Ada sejumlah penyebab tembakau Jawa Tengah kalah bersaing dengan impor, salah satunya dari sisi harga. Hal ini lantaran ada sejumlah kebijakan tidak berpihak kepada petani, misalnya pupuk.

“Yang jadi masalah itu kebutuhan pupuk. Pupuk terbatas sekali, petani harus membeli pupuk. Selain itu, kita semua serba manual,” tuturnya.

Sedangkan petani tembakau impor memiliki lahan luas, keberpihakan pemerintah dan sudah dibantu dengan teknologi tinggi.  “Harga tembakau impor lebih murah. Yang jadi masalah adalah harga yang harus bertarung dengan impor. Mereka berani jual lebih murah, tembakau impor Rp55.000 per kg sedangkan untuk harga tembakau kita Rp60.000,” ujarnya memberikan contoh.

Advertisement

Impor tembakau berasal dari China, Amerika Serikat, Zimbabwe, dan Turki.

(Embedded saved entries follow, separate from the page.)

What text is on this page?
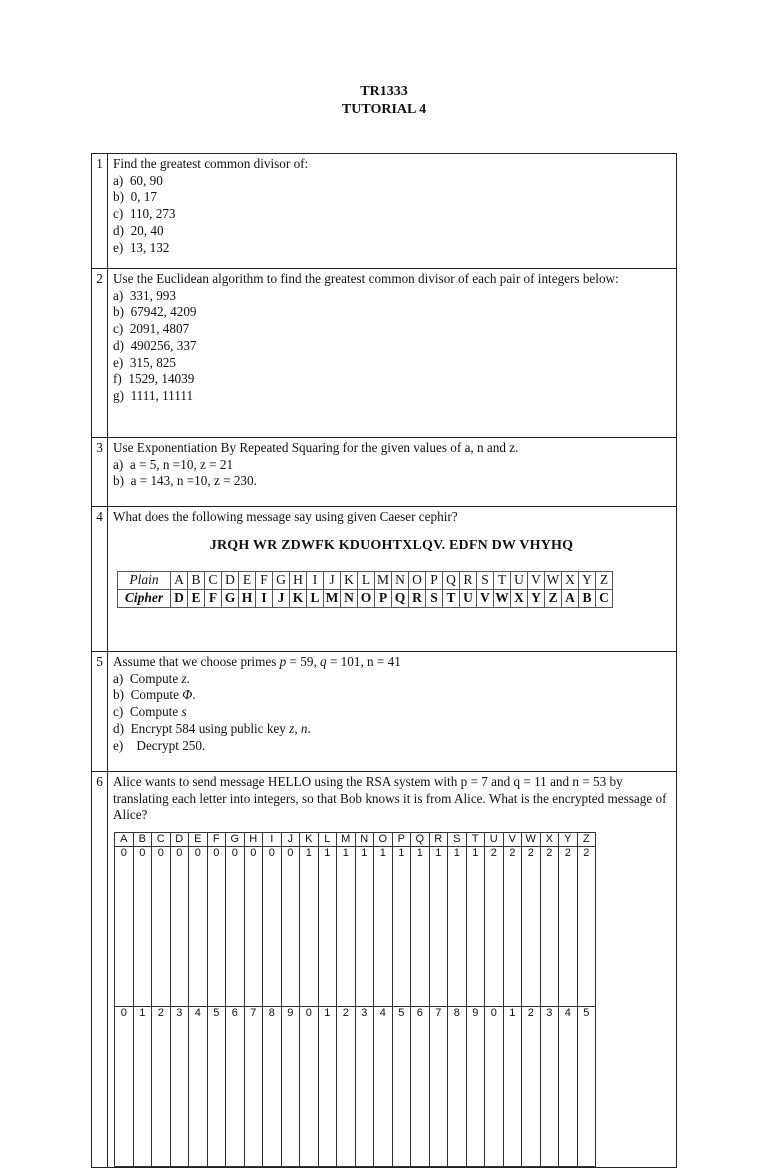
TR1333
TUTORIAL 4
1	Find the greatest common divisor of:
a)  60, 90
b)  0, 17
c)  110, 273
d)  20, 40
e)  13, 132

2	Use the Euclidean algorithm to find the greatest common divisor of each pair of integers below:
a)  331, 993
b)  67942, 4209
c)  2091, 4807
d)  490256, 337
e)  315, 825
f)  1529, 14039
g)  1111, 11111

3	Use Exponentiation By Repeated Squaring for the given values of a, n and z.
a)  a = 5, n =10, z = 21
b)  a = 143, n =10, z = 230.

4	What does the following message say using given Caeser cephir?
JRQH WR ZDWFK KDUOHTXLQV. EDFN DW VHYHQ
Plain	A	B	C	D	E	F	G	H	I	J	K	L	M	N	O	P	Q	R	S	T	U	V	W	X	Y	Z
Cipher	D	E	F	G	H	I	J	K	L	M	N	O	P	Q	R	S	T	U	V	W	X	Y	Z	A	B	C

5	Assume that we choose primes p = 59, q = 101, n = 41
a)  Compute z.
b)  Compute Φ.
c)  Compute s
d)  Encrypt 584 using public key z, n.
e)    Decrypt 250.

6	Alice wants to send message HELLO using the RSA system with p = 7 and q = 11 and n = 53 by translating each letter into integers, so that Bob knows it is from Alice. What is the encrypted message of Alice?
A	B	C	D	E	F	G	H	I	J	K	L	M	N	O	P	Q	R	S	T	U	V	W	X	Y	Z
0	0	0	0	0	0	0	0	0	0	1	1	1	1	1	1	1	1	1	1	2	2	2	2	2	2
0	1	2	3	4	5	6	7	8	9	0	1	2	3	4	5	6	7	8	9	0	1	2	3	4	5
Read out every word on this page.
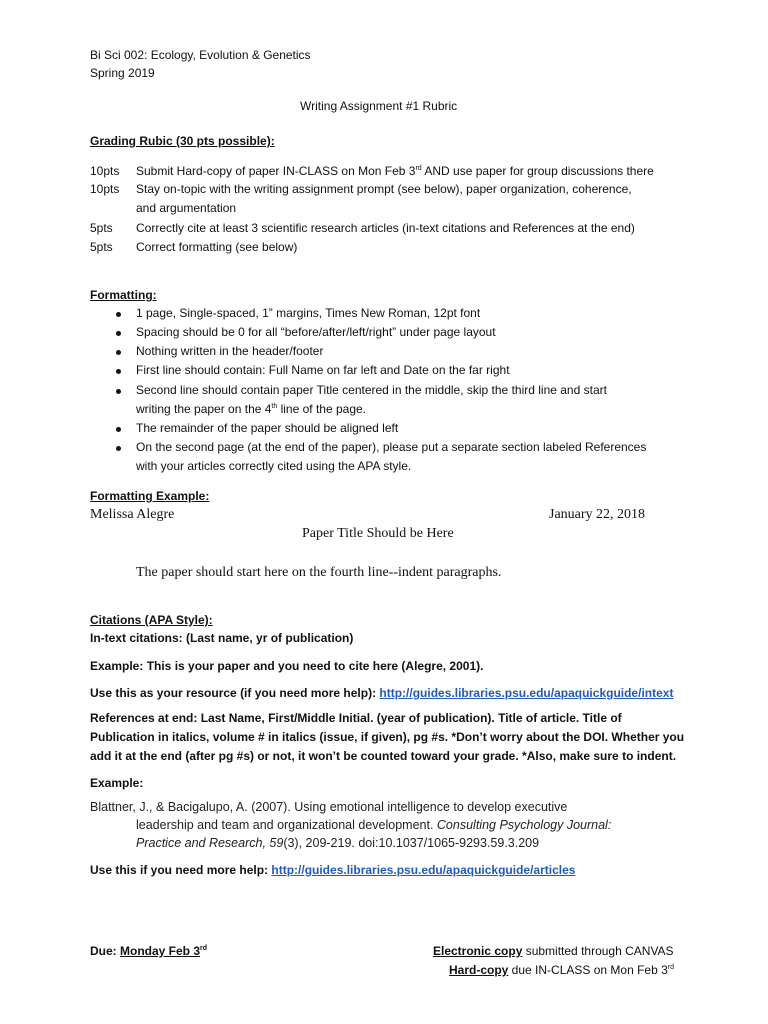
Bi Sci 002: Ecology, Evolution & Genetics
Spring 2019
Writing Assignment #1 Rubric
Grading Rubic (30 pts possible):
10pts Submit Hard-copy of paper IN-CLASS on Mon Feb 3rd AND use paper for group discussions there
10pts Stay on-topic with the writing assignment prompt (see below), paper organization, coherence,
and argumentation
5pts Correctly cite at least 3 scientific research articles (in-text citations and References at the end)
5pts Correct formatting (see below)
Formatting:
1 page, Single-spaced, 1” margins, Times New Roman, 12pt font
Spacing should be 0 for all “before/after/left/right” under page layout
Nothing written in the header/footer
First line should contain: Full Name on far left and Date on the far right
Second line should contain paper Title centered in the middle, skip the third line and start
writing the paper on the 4th line of the page.
The remainder of the paper should be aligned left
On the second page (at the end of the paper), please put a separate section labeled References
with your articles correctly cited using the APA style.
Formatting Example:
Melissa Alegre	January 22, 2018
Paper Title Should be Here
The paper should start here on the fourth line--indent paragraphs.
Citations (APA Style):
In-text citations: (Last name, yr of publication)
Example: This is your paper and you need to cite here (Alegre, 2001).
Use this as your resource (if you need more help): http://guides.libraries.psu.edu/apaquickguide/intext
References at end: Last Name, First/Middle Initial. (year of publication). Title of article. Title of
Publication in italics, volume # in italics (issue, if given), pg #s. *Don’t worry about the DOI. Whether you
add it at the end (after pg #s) or not, it won’t be counted toward your grade. *Also, make sure to indent.
Example:
Blattner, J., & Bacigalupo, A. (2007). Using emotional intelligence to develop executive
leadership and team and organizational development. Consulting Psychology Journal:
Practice and Research, 59(3), 209-219. doi:10.1037/1065-9293.59.3.209
Use this if you need more help: http://guides.libraries.psu.edu/apaquickguide/articles
Due: Monday Feb 3rd	Electronic copy submitted through CANVAS
Hard-copy due IN-CLASS on Mon Feb 3rd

Hal kurang lebih senada diungkapkan Ganjar Pranowo saat masih menjabat sebagai Gubernur Jawa Tengah. Menurutnya keberadaan tembakau nasional dan Jawa Tengah khususnya terancam dengan permasalahan masuknya tembakau impor.

“Impor tembakau dari luar negeri malah semakin hari semakin meningkat. Tahun 2015 misalnya impornya itu kira-kira ya 75.000 ton tahun berikutnya naik jadi 80.000 ton berikutnya lagi naik semakin tinggi kira-kira dalam catatan kami ada 119.000-an ton dan tahun 2018 lalu sudah diangka 121.000 ton,” ujarnya dikutip dari kanal YouTube Ganjar.

Ketika petani Temanggung merana menurutnya industri tembakau besar yang ada di Tiongkok justru menanam tembakau varietas dari Temanggung.

Advertisement

“Jangan-jangan beberapa tahun lagi ketika tembakau sudah hilang dari Temanggung kita malah impor tembakau Temanggung dari Tiongkok. Jangan sampai kejadian seperti itu. Karena itu [tembakau] kekayaan kita. Diakui atau tidak para petani telah memberikan andil terhadap perekonomian negeri ini,” tuturnya.

Ganjar lantas memberikan perbandingan saat Migas berkontribusi sekitar Rp120 triliun pada negara kira-kira tahun 2019 lalu tembakau mampu berkontribusi Rp163 triliun. Lalu pada 2020 lalu saat Migas berkontribusi kira-kira Rp96 triliunan pada penerimaan negara tembakau berkontribusi sekitar Rp170 triliun lebih pada bulan Agustus.

“Lalu kemarin pemerintah pusat menargetkan kenaikan cukai pada tahun 2022 jadi sekitar Rp233 triliun dan itu cerita hadiah yang luar biasa tapi di sisi lain  petani tembakau saat ini justru merasa was-was karena harus berhadapan dengan laju gelombang impor tembakau yang semakin besar,” tutur Ganjar.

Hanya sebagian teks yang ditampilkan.